The clouds were ganging up overhead, so we went inside anyway.  The rain started only a few minutes later, trapping us inside.

It doesn’t smell the way a hospital should; that antiseptic tang has skittered away from the air in here.  Worn away by everything else that has passed between its fingers.  We moved through it like ghosts, not wanting to breathe it in.  Even our steps were hushed, in case we were treading on the last vestiges of an illusion.

There was a triage here. There are coloured scraps of material that were used to mark the severity of the injured, lying limply on the floor.  There are gurneys lined up haphazardly, there are carts of equipment and supplies abandoned everywhere. There are stains on the blankets and the floor.  There are long black bags lined up in a corridor that leak an awful scent.

It must have been chaos.  All those people rushing here for help.  All those people we sent over the bridge to them.  They must have made it.  Some of them must have lain here, felt the touch of professional hands.  Received care.  Got what we are looking for.

 

We were deep inside the building before we found a room clear – and clean – enough for us to unshoulder our burdens and rest.  I think it was a staff room, once upon a time.  No-one has said anything; we don’t know what to say.  We’re just sitting, and breathing, and trying not to cry and shout at the walls.

I don’t know where all those people are now.  The injured, the carers, the doctors and nurses.  Who was looking after them?  How did they cope without power, or water?  Did they all go home and never come back?  Did they realise that it was pointless, that we are all doomed, and give up?  Did they decide to hole up in their homes until it was all over?

I get it, I really do.  But how could they?  How could they do that?  How could they leave us alone here?  How could they take this away from us?  How can they let people die when they could stop it, when they could save them?  How could they not be here waiting for us?
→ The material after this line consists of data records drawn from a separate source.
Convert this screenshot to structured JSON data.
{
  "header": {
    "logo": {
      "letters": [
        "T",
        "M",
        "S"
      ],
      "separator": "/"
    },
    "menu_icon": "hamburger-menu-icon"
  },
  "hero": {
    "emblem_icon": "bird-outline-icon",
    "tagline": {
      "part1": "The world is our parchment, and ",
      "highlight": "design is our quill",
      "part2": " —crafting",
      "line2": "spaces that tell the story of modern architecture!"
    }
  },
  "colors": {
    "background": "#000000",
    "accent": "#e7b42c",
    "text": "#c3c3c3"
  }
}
Where did everyone go?  Where will we go now?

I wish Carter was here.  I wish Dad was here.  And Matt.

 

I can’t think about them. Carter’s gone and I don’t know what’s happened to Dad, or Matt, and I can’t wonder about all the awful things that might have fallen on their shoulders.  I don’t have the strength for it.  I already see their faces melt in my dreams, dissolving as they call my name.

There must be something here.  There has to be.  I won’t let this place be empty, let it spit us out onto the street in pieces.  We’re already in pieces.

I’m not going to sit here and listen to the rain wash everything away.